№ 10 (October 2012)
Rosneft Seals TNK-BP Deal, Strengthens Tie to Exxonmobil
Rosneft is emerging as Russia’s true champion of the Arctic and it appears the Kremlin’s taste in foreign partners is uniquely Anglo-American – Exxonmobil and BP.
By Pat Davis Szymczak
Rosneft aims to control up to 75 percent of offshore licenses issued in the Russian Arctic. And it is moving fast. On the eve of completing negotiations to buy TNK-BP in a deal that will put BP in the center of Rosneft’s Arctic activities, Rosneft announced it had recruited a Vice President of Exxonmobil Russia Inc., to fill a newly created position of Vice President for Offshore Projects at Rosneft.
Zelijko Runje had, since 1997, held various management positions on the Sakhalin I project in his capacity as Vice President at Exxonmobil Russia. Runje knows the Arctic. He is a University of Alaska graduate who worked from 1979 to 1993 in technical and management positions on drilling and production projects in the Alaskan Arctic.

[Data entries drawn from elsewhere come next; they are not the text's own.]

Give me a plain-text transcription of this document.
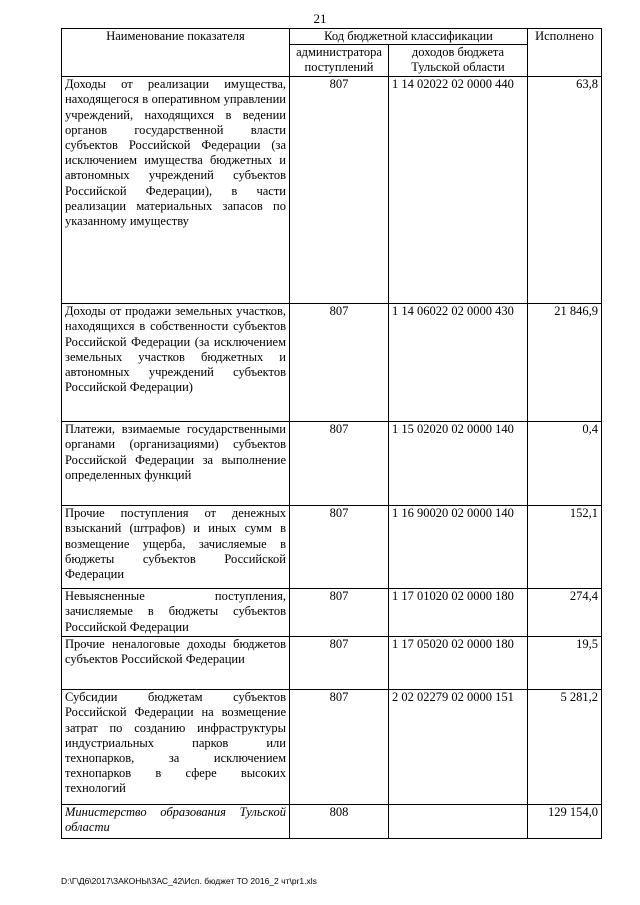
21
Наименование показателя	Код бюджетной классификации		Исполнено
	администратора поступлений	доходов бюджета Тульской области	
Доходы от реализации имущества, находящегося в оперативном управлении учреждений, находящихся в ведении органов государственной власти субъектов Российской Федерации (за исключением имущества бюджетных и автономных учреждений субъектов Российской Федерации), в части реализации материальных запасов по указанному имуществу	807	1 14 02022 02 0000 440	63,8
Доходы от продажи земельных участков, находящихся в собственности субъектов Российской Федерации (за исключением земельных участков бюджетных и автономных учреждений субъектов Российской Федерации)	807	1 14 06022 02 0000 430	21 846,9
Платежи, взимаемые государственными органами (организациями) субъектов Российской Федерации за выполнение определенных функций	807	1 15 02020 02 0000 140	0,4
Прочие поступления от денежных взысканий (штрафов) и иных сумм в возмещение ущерба, зачисляемые в бюджеты субъектов Российской Федерации	807	1 16 90020 02 0000 140	152,1
Невыясненные поступления, зачисляемые в бюджеты субъектов Российской Федерации	807	1 17 01020 02 0000 180	274,4
Прочие неналоговые доходы бюджетов субъектов Российской Федерации	807	1 17 05020 02 0000 180	19,5
Субсидии бюджетам субъектов Российской Федерации на возмещение затрат по созданию инфраструктуры индустриальных парков или технопарков, за исключением технопарков в сфере высоких технологий	807	2 02 02279 02 0000 151	5 281,2
Министерство образования Тульской области	808		129 154,0
D:\Г\Д6\2017\ЗАКОНЫ\ЗАС_42\Исп. бюджет ТО 2016_2 чт\pr1.xls
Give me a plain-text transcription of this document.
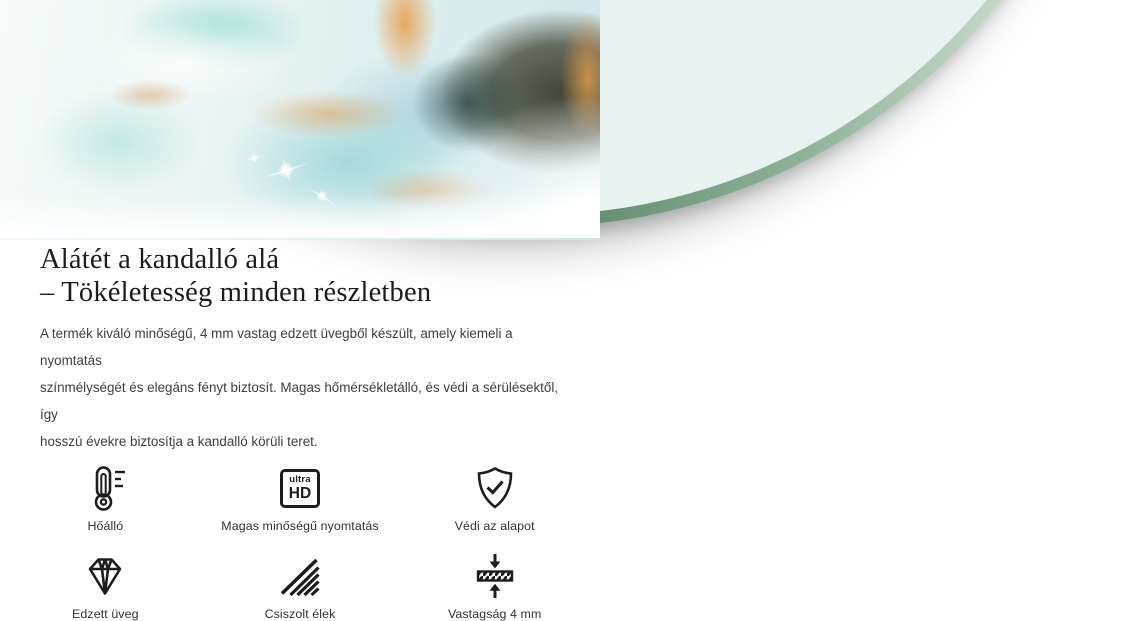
Alátét a kandalló alá
– Tökéletesség minden részletben
A termék kiváló minőségű, 4 mm vastag edzett üvegből készült, amely kiemeli a nyomtatás
színmélységét és elegáns fényt biztosít. Magas hőmérsékletálló, és védi a sérülésektől, így
hosszú évekre biztosítja a kandalló körüli teret.
Hőálló
ultra
HD
Magas minőségű nyomtatás	Védi az alapot
Edzett üveg	Csiszolt élek	Vastagság 4 mm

Runje’s move from Exxonmobil for Rosneft can only strengthen the partnership agreed in Spring whereby Exxon is partner of first choice to develop three Russian fields in the Kara Sea with reserves estimated at 85 billion barrels of oil equivalent. The deal gives Rosneft access to 30 percent minority stakes in three of Exxon’s North American projects.
Now, Rosneft President Igor Sechin has put together a $61 billion deal to take over 100 percent of TNK-BP. Press reports say that Sechin, in a meeting with Russian President Putin, called the deal the “third largest deal” ever made globally. If completed, it would make Rosneft the biggest publically traded oil company in the world.
The Moscow Times reported Tuesday that Rosneft will pay BP $17.1 billion in cash plus a package of its own shares amounting to 12.84 percent in exchange for BP’s 50 percent stake in TNK-BP. BP will then use $4.8 billion out of the cash it gets to acquire a further 5.66 percent of Rosneft from the government. BP also gets two seats on Rosneft’s nine-seat board of directors.
While the deal has been negotiated and announced publically, it has yet to be signed. Once it is signed, however, Rosneft will over-take PetroChina and ExxonMobil as the world’s largest crude oil producer.